Maybe that’s the crux of this (no pun intended). I don’t feel a part of the primarily-white American evangelical community any longer. I haven’t felt that connection for a long time now, actually. The pandemic wasn’t what broke my relationship with the church, it was just a convenient distraction so I could finally slip out the door.
The fatal blow came nearly four years earlier, in November of 2016. After eight years of hearing nothing but unease about Obama’s faith, questioning whether it was sincere or not, questioning if he might secretly be Muslim (as if that would disqualify him from leadership), 81% of “my people” then turned right around and voted for a man that embodies everything I was raised to reject.
It felt like a knife in the back; like I had been tricked into believing that they cared at all about morality. I remember hearing how “situational ethics” were the slippery slope to Hell, since once you had one excuse to commit what would otherwise be a sin, then you could find many other loopholes.
You know, like voting for an incompetent authoritarian racist charlatan, because abortion.
Once I saw how easily they had been duped into supporting the most embarrassing and vile presidential candidate in my lifetime, everything other lesson I had ever been taught was called into question. On the ballot in 2016: pride, greed, wrath, envy, lust, gluttony, and — okay, I can be fair: maybe not sloth. 6 out of 7. Over 80% of the way to a deadly sins blackout bingo.
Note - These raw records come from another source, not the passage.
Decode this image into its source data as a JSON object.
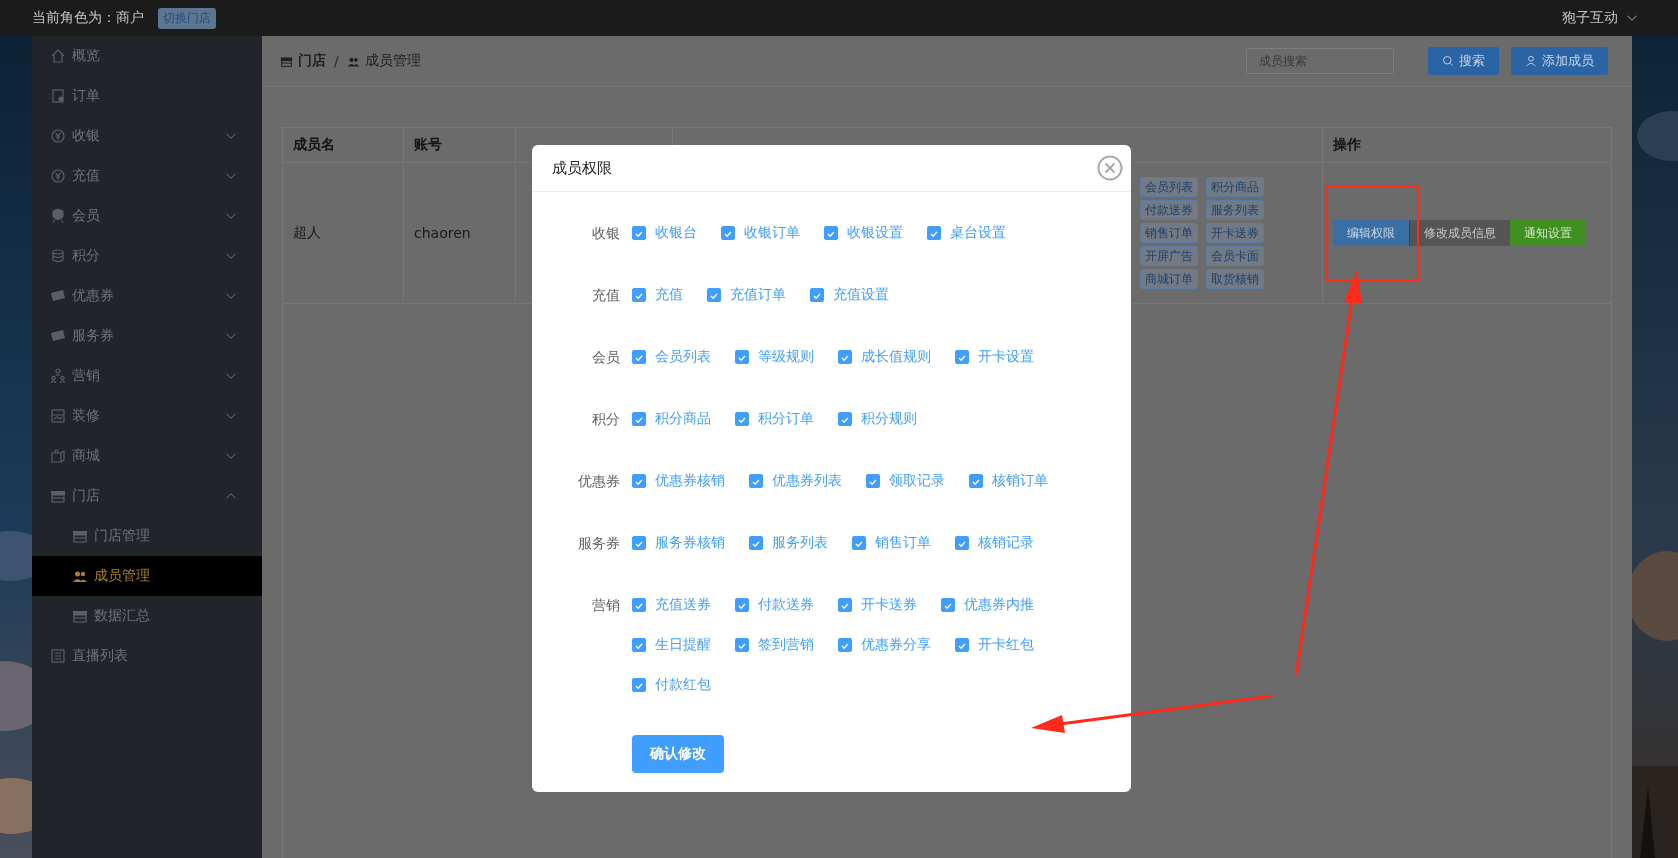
{
  "topbar": {
    "role_label": "当前角色为：商户",
    "switch_button": "切换门店",
    "account": "狍子互动"
  },
  "sidebar": {
    "items": [
      {
        "label": "概览",
        "kind": "link",
        "selected": false
      },
      {
        "label": "订单",
        "kind": "link",
        "selected": false
      },
      {
        "label": "收银",
        "kind": "group",
        "selected": false,
        "expanded": false
      },
      {
        "label": "充值",
        "kind": "group",
        "selected": false,
        "expanded": false
      },
      {
        "label": "会员",
        "kind": "group",
        "selected": false,
        "expanded": false
      },
      {
        "label": "积分",
        "kind": "group",
        "selected": false,
        "expanded": false
      },
      {
        "label": "优惠券",
        "kind": "group",
        "selected": false,
        "expanded": false
      },
      {
        "label": "服务券",
        "kind": "group",
        "selected": false,
        "expanded": false
      },
      {
        "label": "营销",
        "kind": "group",
        "selected": false,
        "expanded": false
      },
      {
        "label": "装修",
        "kind": "group",
        "selected": false,
        "expanded": false
      },
      {
        "label": "商城",
        "kind": "group",
        "selected": false,
        "expanded": false
      },
      {
        "label": "门店",
        "kind": "group",
        "selected": false,
        "expanded": true,
        "children": [
          {
            "label": "门店管理",
            "selected": false
          },
          {
            "label": "成员管理",
            "selected": true
          },
          {
            "label": "数据汇总",
            "selected": false
          }
        ]
      },
      {
        "label": "直播列表",
        "kind": "link",
        "selected": false
      }
    ]
  },
  "breadcrumb": {
    "items": [
      "门店",
      "成员管理"
    ],
    "separator": "/"
  },
  "search": {
    "placeholder": "成员搜索",
    "button": "搜索"
  },
  "add_button": "添加成员",
  "table": {
    "columns": {
      "name": "成员名",
      "account": "账号",
      "actions": "操作"
    },
    "rows": [
      {
        "name": "超人",
        "account": "chaoren",
        "permissions": [
          "会员列表",
          "积分商品",
          "付款送券",
          "服务列表",
          "销售订单",
          "开卡送券",
          "开屏广告",
          "会员卡面",
          "商城订单",
          "取货核销"
        ],
        "actions": [
          {
            "label": "编辑权限",
            "kind": "primary"
          },
          {
            "label": "修改成员信息",
            "kind": "default"
          },
          {
            "label": "通知设置",
            "kind": "success"
          }
        ]
      }
    ]
  },
  "modal": {
    "title": "成员权限",
    "groups": [
      {
        "label": "收银",
        "options": [
          {
            "label": "收银台",
            "checked": true
          },
          {
            "label": "收银订单",
            "checked": true
          },
          {
            "label": "收银设置",
            "checked": true
          },
          {
            "label": "桌台设置",
            "checked": true
          }
        ]
      },
      {
        "label": "充值",
        "options": [
          {
            "label": "充值",
            "checked": true
          },
          {
            "label": "充值订单",
            "checked": true
          },
          {
            "label": "充值设置",
            "checked": true
          }
        ]
      },
      {
        "label": "会员",
        "options": [
          {
            "label": "会员列表",
            "checked": true
          },
          {
            "label": "等级规则",
            "checked": true
          },
          {
            "label": "成长值规则",
            "checked": true
          },
          {
            "label": "开卡设置",
            "checked": true
          }
        ]
      },
      {
        "label": "积分",
        "options": [
          {
            "label": "积分商品",
            "checked": true
          },
          {
            "label": "积分订单",
            "checked": true
          },
          {
            "label": "积分规则",
            "checked": true
          }
        ]
      },
      {
        "label": "优惠券",
        "options": [
          {
            "label": "优惠券核销",
            "checked": true
          },
          {
            "label": "优惠券列表",
            "checked": true
          },
          {
            "label": "领取记录",
            "checked": true
          },
          {
            "label": "核销订单",
            "checked": true
          }
        ]
      },
      {
        "label": "服务券",
        "options": [
          {
            "label": "服务券核销",
            "checked": true
          },
          {
            "label": "服务列表",
            "checked": true
          },
          {
            "label": "销售订单",
            "checked": true
          },
          {
            "label": "核销记录",
            "checked": true
          }
        ]
      },
      {
        "label": "营销",
        "options": [
          {
            "label": "充值送券",
            "checked": true
          },
          {
            "label": "付款送券",
            "checked": true
          },
          {
            "label": "开卡送券",
            "checked": true
          },
          {
            "label": "优惠券内推",
            "checked": true
          },
          {
            "label": "生日提醒",
            "checked": true
          },
          {
            "label": "签到营销",
            "checked": true
          },
          {
            "label": "优惠券分享",
            "checked": true
          },
          {
            "label": "开卡红包",
            "checked": true
          },
          {
            "label": "付款红包",
            "checked": true
          }
        ]
      }
    ],
    "confirm_button": "确认修改"
  }
}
Sounds like situational ethics test to me. And you got a grade of 19%.
Still, we went to church. Politics didn’t come up much, which — fine. Politics and faith becoming too intertwined is how we got ourselves into this mess in the first place, right? I wanted to give the American church a do-over. Yeah, it was a huge mistake. An enormous, embarrassing mistake. But maybe you just weren’t paying attention in 2015–16. Maybe you regretted the decision. I wanted to give… grace.
And here we are, November of 2020. Exit polls are suggesting that somewhere between 78% and 81% of white evangelicals voted for him again.
I’m leaving the church, not because I don’t believe in Jesus any more, but because I still do. And I don’t see him there. In his place, I see a black-and-blue colored American flag that would put itself on the cross in his place. I have no interest in bending the knee to a nationalist’s idol—that was sort of the message of Jesus in the first place, wasn’t it?
So what’s next? I don’t know. It’s scary shedding an identity, and it’s heartbreaking to have the proverbial scales lifted from my eyes to realize how fraudulent it all was. Am I even still a Christian? I think so, but that word has a lot of baggage in the here and now. Maybe I just stick with “believer”. Or some other word. Maybe we’ll find another community someday of fellow seekers who have given up on the church, but not on Christ. Maybe that is the church now, and we just need to find each other.
Maybe I should know by now. It’s been long enough. But I spent the last four years hoping this wasn’t the case. I didn’t have a plan for this.